Needless to say, that’s bullshit. But in rejecting that premise earlier in my life, I did something of an overcorrection. If Big Oil wanted me to blame myself instead of the fossil fuel industry, and our neoliberal order wanted me to focus on my role as a consumer rather than as a citizen, then the right response, I decided, was not to worry about lifestyle choices at all.I now think that was a mistake. There’s no reason that individual lifestyle choices and collective action need to be mutually exclusive, or even slightly conflicting. Indeed, in my own life I’ve realized that seeing friends, neighbors, and strangers make sustainable life choices often helps me find some of the hope I need to keep engaging in climate fights.

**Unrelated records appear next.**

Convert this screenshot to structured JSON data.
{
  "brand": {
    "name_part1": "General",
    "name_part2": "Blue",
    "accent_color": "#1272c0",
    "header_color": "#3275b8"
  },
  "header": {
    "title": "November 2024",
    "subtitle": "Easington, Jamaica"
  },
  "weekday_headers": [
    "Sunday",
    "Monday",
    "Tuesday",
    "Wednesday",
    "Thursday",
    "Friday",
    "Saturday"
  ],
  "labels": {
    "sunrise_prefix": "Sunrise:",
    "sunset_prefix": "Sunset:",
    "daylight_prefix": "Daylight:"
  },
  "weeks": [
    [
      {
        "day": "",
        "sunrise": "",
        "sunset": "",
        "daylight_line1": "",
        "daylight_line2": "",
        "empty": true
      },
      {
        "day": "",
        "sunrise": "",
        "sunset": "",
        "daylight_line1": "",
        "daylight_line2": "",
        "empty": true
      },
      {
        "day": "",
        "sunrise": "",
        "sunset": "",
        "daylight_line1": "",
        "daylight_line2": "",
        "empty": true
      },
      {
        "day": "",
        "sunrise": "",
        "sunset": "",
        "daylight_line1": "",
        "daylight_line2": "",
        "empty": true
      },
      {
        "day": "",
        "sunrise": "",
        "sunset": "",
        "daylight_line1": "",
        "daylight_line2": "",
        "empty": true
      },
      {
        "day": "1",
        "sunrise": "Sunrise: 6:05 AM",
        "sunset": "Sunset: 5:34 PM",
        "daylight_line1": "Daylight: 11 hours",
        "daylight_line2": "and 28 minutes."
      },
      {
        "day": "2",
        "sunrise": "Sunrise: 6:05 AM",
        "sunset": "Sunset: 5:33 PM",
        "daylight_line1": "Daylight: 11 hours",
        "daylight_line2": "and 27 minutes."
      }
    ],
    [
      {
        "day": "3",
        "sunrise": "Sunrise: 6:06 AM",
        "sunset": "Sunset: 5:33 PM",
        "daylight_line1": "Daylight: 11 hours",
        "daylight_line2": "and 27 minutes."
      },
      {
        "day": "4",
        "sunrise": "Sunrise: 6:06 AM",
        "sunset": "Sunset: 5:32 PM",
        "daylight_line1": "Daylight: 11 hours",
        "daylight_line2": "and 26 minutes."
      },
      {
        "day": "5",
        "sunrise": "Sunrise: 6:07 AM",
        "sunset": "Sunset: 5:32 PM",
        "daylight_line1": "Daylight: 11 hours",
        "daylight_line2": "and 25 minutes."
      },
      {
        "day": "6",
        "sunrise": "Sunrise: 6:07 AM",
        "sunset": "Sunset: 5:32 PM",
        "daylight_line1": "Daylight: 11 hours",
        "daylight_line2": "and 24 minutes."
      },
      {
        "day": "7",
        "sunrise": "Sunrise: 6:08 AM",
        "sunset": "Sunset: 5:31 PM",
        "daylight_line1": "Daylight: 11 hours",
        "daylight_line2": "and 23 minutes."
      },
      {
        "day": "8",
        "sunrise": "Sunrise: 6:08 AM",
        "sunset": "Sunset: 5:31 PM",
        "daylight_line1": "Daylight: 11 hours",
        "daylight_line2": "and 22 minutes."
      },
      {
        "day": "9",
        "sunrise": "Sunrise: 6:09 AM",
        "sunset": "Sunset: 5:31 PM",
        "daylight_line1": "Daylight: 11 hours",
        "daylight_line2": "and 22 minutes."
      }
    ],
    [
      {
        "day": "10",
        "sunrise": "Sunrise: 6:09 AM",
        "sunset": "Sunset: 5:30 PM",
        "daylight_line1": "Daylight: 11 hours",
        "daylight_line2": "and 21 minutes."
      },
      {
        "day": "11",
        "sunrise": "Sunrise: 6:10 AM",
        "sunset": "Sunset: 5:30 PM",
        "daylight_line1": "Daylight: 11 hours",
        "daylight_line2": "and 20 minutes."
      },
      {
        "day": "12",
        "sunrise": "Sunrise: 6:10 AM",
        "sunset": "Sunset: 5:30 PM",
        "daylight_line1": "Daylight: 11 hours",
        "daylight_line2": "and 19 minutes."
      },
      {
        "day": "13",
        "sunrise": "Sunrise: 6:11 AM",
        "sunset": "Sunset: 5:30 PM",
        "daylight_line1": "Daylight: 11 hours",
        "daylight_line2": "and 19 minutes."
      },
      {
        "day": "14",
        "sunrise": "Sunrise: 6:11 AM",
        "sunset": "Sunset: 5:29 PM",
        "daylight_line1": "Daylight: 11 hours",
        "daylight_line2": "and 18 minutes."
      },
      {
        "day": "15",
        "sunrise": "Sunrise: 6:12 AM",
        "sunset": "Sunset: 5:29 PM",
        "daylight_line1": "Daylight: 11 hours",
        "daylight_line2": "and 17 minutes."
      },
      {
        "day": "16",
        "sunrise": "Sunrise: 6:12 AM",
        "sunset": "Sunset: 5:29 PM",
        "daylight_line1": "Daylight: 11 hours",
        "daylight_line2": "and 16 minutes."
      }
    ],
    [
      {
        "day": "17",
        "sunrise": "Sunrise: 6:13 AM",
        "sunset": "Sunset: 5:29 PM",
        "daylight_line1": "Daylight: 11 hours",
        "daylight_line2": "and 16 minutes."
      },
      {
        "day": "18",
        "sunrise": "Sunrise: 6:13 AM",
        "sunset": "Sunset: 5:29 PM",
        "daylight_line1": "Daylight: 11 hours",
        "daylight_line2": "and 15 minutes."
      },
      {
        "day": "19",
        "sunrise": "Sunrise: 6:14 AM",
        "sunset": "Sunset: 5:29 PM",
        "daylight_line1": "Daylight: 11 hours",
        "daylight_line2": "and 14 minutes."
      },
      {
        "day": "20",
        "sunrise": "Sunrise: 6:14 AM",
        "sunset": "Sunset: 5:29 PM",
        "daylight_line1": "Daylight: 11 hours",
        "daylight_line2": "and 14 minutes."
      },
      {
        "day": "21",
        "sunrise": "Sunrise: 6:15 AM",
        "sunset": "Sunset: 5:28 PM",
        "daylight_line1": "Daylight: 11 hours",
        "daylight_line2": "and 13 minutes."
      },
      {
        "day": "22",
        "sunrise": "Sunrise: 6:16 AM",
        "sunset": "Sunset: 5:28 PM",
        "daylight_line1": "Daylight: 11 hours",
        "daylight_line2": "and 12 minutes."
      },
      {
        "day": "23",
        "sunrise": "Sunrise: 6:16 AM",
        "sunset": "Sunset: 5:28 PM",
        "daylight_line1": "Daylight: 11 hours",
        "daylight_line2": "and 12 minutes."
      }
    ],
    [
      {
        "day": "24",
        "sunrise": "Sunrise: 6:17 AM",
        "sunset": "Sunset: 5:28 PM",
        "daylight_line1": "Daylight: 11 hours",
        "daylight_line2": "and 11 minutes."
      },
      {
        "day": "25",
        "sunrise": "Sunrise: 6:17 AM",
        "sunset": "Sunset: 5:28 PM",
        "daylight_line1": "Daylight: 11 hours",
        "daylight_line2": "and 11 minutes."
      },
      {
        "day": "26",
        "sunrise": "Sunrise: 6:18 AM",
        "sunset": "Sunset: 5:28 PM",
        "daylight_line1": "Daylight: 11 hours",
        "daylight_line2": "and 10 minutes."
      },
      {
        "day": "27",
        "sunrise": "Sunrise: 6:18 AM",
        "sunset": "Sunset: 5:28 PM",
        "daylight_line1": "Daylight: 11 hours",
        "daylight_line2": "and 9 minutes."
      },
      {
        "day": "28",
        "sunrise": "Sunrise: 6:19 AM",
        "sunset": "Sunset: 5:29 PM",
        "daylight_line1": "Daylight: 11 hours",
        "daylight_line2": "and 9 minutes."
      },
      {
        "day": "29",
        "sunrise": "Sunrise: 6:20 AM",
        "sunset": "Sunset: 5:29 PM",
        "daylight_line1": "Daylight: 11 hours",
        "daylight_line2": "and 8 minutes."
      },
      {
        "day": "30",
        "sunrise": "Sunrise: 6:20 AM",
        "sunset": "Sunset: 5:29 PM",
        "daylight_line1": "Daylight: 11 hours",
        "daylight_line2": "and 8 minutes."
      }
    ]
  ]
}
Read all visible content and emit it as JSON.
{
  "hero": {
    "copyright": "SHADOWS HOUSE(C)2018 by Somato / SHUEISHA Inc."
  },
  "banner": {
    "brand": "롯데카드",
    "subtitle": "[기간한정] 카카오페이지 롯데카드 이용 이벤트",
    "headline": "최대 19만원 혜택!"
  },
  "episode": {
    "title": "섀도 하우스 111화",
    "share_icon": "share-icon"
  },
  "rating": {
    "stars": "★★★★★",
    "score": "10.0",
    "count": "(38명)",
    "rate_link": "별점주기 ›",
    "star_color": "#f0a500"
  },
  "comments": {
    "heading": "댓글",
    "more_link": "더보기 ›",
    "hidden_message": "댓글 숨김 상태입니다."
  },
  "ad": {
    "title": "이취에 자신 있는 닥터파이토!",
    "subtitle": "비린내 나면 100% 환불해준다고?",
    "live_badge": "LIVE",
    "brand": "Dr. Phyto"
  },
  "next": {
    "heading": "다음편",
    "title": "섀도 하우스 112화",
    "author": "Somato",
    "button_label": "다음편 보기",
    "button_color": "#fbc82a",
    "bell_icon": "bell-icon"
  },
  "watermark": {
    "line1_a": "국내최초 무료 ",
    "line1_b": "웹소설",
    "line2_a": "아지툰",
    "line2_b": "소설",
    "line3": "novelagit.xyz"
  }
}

Watching solar panels spring up on a roof I pass every day, or waving hello to a fellow bike commuter, can be a lovely—and sometimes necessary—day-to-day reminder that there are people in every part of my community who care about this crisis (and who could be recruited to engage more actively in the climate movement, if they haven’t yet taken that step). The possibility that my own solar installation or bike use or vegan dish at a friend’s potluck could lend this same boost to others is, I think, worth real consideration.

On the day I fly to a conference in Norway, it’s something to think about. But I have trouble going down the vegan/biking/never traveling road for a couple of reasons. First, it’s hard to see it mattering one iota in the end. Second, the Green New Deal needs to be predicated on gigantic government action. Right before the pandemic, I was at a GND conference at Harvard. I was speaking late in the day, so I got to hear all sorts of things first. And I got frustrated. So much of it was about forming community gardens and working with corporations on small projects and the like. And when I finally spoke, I chucked most of my talk and said, look people, none of this is going to change the world. The point of the New Deal was gigantic government planning. Were there problems with that giant government planning? Of course. But we can acknowledge that and move on with better knowledge and attempts to engage in the sorts of actions that really will make a difference. If the Manchin/Schumer deal means anything, it’s that we can get something like change through the political system and hopefully we can build on this for more wide-ranging climate legislation.

One other thing–over the years I’ve taught environmental history, which somehow is about 15 now. I’ve noticed a fleeing toward students being more interested in these little individual issues such as their food or very small community projects, instead of wilderness or larger political changes. This I fully believe to be related to the hopelessness of change in the modern world. The bigger issues just seem so intractable. So controlling what goes in your body or the choices you make on the road is one way to live with that. And I understand that. It’s possible Regunberg is correct and I am wrong. The reality is more likely in between. After all, he knows very well the limitations of his own actions. It is a conundrum without easy answers, or at least easy answers that can be actively applied to something, as are so many of our current political issues.